As others have noted, there's very little if any action here and in terms of story, well, let's just say I understand what you were after and applaud you for pulling this off as well as you did.

Technically speaking, this style is a take or leave it affair.  Some will love it, while others will roll their eyes.  It's dense...too dense.  The writing is not visual and there's alot of completely unnecessary asides and tells that easily could be done more effectively and more efficiently.  You could easily shave off 1 or even 2 pages, and that would move things along much more smoothly.

I think using 5 SUPER's in a 12 page script is a mistake.  There are simple visual cues that would be more effective.

When you FADE OUT, you have to also FADE back IN...and you never did.

Dialogue is well written, but again, as in the actual writing, there's too much, and at times, it realy drags on.  Too many big dialogue blocks.

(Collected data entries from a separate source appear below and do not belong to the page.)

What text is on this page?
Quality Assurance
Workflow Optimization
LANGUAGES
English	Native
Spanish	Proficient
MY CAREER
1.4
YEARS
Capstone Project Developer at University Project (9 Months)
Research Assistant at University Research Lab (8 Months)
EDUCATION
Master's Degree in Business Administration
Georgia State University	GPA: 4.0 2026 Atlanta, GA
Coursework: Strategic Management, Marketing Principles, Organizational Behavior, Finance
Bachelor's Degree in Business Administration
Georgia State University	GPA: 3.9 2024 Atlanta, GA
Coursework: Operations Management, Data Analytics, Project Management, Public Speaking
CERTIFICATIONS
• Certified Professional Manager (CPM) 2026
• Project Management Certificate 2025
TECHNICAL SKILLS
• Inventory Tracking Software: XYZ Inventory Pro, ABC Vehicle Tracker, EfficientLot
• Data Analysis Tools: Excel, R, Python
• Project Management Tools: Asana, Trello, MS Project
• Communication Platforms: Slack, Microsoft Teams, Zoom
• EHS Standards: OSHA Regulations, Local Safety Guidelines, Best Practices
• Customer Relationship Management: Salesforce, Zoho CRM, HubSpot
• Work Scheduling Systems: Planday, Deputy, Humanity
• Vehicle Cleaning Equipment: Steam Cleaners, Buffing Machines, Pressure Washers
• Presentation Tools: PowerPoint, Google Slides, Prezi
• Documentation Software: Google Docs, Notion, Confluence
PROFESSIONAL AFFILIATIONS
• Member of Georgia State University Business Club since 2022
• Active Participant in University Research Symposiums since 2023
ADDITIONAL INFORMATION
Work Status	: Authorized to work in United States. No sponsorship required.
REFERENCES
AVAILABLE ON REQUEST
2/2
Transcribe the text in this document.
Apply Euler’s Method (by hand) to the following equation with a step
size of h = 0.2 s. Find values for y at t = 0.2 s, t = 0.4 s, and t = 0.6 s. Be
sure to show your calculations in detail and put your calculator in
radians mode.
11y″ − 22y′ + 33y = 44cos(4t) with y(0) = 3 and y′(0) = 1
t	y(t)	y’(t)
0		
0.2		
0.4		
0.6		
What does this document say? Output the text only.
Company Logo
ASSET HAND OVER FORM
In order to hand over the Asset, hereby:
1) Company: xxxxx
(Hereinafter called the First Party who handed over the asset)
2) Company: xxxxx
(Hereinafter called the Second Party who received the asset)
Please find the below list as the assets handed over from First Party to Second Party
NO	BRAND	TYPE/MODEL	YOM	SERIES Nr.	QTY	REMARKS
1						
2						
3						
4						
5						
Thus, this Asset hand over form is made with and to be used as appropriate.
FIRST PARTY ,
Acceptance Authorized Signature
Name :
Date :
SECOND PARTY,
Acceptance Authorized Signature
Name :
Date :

All in all, you seem to have found a voice and style you like using, and that's great.  You can fine tune this down to something that's a little more effective, a little more pleasing on the eye and mind's eye, in terms of the read itself, and work on some akward phrasings and transitions.  For a week's time, though, this ain't half bad.

Story-wise, there's either very little here, or there's an extremely deep and sad tale that many can relate to.  But, this will be hit and miss, night and day for readers, and IMO, that's what it's all about.

Although I can't tell you I loved this in any way, I can tell you 2 things...I won't forget it, and I appreciate the effort, as it's extremely difficult to pull this kind of script off, period, but in a single setting, with no action whatsoever, and in a single week, Kudos is well deserved.

Good job!

To ski or not to ski...that's not even a question.